Maybe to slow down deployment of trojans/botnets. Outbound filtering is not of much use beyond that. Here's why.
Tools to build outbound firewall exist, but the ruleset keeps growing and changing constantly, which makes outbound firewalls hard to maintain.
Opening just the basic outbound ports (ICMP, DNS, HTTP, HTTPS) has little impact on security. Botnets use port 80 to connect to C&C servers.
DNS should be restricted to the configured DNS server since it can be used to construct tunnels through the firewall.
ICMP can be used to send/receive arbitrary payload. It can be used to open tunnel through the firewall. The only option available to the poor system administrator is to disable it completely.

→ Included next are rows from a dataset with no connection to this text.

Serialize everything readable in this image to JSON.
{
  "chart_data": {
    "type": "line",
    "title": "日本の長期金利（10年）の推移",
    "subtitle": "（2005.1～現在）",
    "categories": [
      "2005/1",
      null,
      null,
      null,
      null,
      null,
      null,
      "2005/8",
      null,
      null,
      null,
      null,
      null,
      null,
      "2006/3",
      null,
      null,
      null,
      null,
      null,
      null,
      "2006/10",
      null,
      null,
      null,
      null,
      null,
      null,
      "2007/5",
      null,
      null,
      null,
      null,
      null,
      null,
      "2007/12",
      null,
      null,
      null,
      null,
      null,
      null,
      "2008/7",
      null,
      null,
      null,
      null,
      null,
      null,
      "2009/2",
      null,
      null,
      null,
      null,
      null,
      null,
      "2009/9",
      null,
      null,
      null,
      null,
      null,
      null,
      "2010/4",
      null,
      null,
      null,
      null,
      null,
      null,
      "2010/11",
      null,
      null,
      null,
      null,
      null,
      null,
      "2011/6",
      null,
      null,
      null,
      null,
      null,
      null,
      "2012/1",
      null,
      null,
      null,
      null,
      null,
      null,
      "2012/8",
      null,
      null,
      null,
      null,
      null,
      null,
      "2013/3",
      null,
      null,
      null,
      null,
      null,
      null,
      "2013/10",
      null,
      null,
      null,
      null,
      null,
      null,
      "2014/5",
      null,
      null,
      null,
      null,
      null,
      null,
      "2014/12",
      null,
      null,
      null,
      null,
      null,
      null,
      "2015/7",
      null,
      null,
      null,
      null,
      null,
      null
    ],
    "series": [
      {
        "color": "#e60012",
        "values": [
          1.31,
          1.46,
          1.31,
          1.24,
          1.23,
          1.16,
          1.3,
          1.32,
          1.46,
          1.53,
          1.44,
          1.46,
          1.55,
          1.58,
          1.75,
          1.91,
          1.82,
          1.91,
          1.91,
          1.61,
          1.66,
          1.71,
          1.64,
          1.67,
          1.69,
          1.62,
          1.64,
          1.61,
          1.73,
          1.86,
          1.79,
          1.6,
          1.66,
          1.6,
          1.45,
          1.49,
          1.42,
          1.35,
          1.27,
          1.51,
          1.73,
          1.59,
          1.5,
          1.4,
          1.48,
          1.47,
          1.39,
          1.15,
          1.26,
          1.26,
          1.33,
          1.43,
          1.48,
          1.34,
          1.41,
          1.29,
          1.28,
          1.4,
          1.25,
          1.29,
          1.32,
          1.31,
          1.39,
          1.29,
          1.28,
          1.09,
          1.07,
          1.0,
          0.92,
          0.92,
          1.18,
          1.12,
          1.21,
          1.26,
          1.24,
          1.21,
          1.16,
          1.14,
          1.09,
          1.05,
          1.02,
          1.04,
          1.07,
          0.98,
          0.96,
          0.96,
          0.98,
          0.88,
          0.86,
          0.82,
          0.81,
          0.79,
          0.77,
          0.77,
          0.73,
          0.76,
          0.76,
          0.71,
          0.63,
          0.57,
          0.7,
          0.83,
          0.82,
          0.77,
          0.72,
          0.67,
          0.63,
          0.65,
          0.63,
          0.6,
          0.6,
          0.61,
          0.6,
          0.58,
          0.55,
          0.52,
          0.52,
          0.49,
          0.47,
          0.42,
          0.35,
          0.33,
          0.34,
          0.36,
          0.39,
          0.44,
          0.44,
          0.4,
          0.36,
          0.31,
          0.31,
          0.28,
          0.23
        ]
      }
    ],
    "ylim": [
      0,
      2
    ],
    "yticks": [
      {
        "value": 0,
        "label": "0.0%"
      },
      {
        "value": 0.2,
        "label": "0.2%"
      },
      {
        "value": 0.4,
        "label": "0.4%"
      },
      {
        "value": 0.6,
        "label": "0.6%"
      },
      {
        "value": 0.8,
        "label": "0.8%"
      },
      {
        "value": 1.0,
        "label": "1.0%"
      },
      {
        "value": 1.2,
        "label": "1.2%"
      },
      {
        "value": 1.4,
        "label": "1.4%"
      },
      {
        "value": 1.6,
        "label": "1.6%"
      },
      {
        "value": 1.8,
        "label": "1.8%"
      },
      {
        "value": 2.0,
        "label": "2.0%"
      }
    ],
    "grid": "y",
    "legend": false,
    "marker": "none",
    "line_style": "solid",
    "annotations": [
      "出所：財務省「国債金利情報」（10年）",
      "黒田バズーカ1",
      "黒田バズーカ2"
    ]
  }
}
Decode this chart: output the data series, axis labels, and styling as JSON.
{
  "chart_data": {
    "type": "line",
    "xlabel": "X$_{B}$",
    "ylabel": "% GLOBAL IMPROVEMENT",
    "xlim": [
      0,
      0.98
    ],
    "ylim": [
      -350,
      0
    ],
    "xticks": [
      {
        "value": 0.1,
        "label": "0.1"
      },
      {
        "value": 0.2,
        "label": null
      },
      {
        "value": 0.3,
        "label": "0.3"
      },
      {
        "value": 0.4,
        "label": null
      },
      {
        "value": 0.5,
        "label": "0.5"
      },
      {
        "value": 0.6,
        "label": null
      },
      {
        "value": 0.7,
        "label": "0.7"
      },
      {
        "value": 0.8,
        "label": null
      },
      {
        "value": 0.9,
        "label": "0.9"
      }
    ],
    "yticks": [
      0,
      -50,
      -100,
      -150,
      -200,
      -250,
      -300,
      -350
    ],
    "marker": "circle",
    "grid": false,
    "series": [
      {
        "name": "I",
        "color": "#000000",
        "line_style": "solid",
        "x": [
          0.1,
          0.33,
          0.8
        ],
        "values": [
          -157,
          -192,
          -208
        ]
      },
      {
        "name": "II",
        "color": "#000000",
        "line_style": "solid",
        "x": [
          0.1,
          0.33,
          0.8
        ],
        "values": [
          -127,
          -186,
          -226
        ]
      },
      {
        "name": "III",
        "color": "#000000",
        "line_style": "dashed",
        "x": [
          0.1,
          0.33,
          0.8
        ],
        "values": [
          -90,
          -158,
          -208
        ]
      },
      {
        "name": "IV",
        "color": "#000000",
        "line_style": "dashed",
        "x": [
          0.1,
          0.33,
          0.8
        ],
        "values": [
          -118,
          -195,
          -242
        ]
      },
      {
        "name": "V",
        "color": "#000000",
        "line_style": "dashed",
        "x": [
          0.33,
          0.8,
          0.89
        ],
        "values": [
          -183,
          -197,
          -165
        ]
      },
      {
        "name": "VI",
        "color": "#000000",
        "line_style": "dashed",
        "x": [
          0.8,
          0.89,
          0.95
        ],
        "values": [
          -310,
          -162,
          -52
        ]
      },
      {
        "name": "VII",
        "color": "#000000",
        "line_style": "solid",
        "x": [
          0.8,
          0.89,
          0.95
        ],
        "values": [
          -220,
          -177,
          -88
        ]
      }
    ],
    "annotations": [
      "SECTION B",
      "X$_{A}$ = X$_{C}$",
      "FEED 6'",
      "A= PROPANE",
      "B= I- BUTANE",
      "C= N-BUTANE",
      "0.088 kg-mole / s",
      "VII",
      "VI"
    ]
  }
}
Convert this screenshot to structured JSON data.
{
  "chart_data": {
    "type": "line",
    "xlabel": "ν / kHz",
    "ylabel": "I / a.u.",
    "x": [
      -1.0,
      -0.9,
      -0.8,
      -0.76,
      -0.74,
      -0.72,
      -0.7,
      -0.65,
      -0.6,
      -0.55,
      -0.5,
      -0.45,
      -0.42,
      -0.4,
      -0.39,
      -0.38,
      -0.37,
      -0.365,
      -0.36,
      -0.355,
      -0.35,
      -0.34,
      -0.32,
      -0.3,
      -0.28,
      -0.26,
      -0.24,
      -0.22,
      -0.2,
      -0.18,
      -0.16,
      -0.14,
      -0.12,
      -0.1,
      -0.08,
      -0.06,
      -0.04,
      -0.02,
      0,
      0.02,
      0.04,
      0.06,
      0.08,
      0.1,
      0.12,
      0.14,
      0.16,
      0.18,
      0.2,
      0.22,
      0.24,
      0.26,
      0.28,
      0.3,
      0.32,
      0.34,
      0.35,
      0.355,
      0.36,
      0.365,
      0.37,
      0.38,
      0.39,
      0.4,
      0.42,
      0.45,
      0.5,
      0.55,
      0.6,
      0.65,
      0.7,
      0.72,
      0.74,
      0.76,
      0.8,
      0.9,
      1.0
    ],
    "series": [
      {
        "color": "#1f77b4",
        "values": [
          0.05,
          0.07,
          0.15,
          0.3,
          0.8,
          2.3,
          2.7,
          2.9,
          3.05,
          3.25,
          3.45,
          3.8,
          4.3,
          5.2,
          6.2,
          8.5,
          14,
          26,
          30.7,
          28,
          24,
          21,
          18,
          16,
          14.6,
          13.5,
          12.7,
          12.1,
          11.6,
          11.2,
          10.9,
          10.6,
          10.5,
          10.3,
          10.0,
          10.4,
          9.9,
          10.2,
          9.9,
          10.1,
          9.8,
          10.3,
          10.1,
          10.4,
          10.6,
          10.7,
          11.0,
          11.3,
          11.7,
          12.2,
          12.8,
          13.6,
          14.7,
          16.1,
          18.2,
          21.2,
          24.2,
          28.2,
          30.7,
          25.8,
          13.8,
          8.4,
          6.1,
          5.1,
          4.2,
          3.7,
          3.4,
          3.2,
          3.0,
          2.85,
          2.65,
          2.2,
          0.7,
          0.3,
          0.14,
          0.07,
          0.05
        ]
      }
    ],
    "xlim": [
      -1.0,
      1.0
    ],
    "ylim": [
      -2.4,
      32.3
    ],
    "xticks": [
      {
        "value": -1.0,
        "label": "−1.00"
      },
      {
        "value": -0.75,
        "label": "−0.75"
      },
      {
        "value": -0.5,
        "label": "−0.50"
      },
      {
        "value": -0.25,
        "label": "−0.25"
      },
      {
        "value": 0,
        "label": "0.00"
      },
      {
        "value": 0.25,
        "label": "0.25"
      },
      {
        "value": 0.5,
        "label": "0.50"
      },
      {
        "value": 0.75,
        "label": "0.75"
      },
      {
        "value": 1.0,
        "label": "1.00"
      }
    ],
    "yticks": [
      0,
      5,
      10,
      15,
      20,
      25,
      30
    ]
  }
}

HTTP will require transparent proxy in order to provide reasonable domain-level filtering. Domains are hard to filter on iptables layer. Nevertheless such domain-level filtering is where the outbound firewall gets complicated.
HTTPS requires man-in-the-middle attack in order to be intercepted on transparent proxy for the purpose of domain-level filtering. That's unreasonably complicated. I bet most people don't do it. And even such "transparent" proxy can still break some software.
Proper trojan protection would require user account isolation and maybe tricks like SELinux to be effective.
Outbound proxy is thus of little use. I will nevertheless implement the 4-port restriction as a starting point for possible future filtering.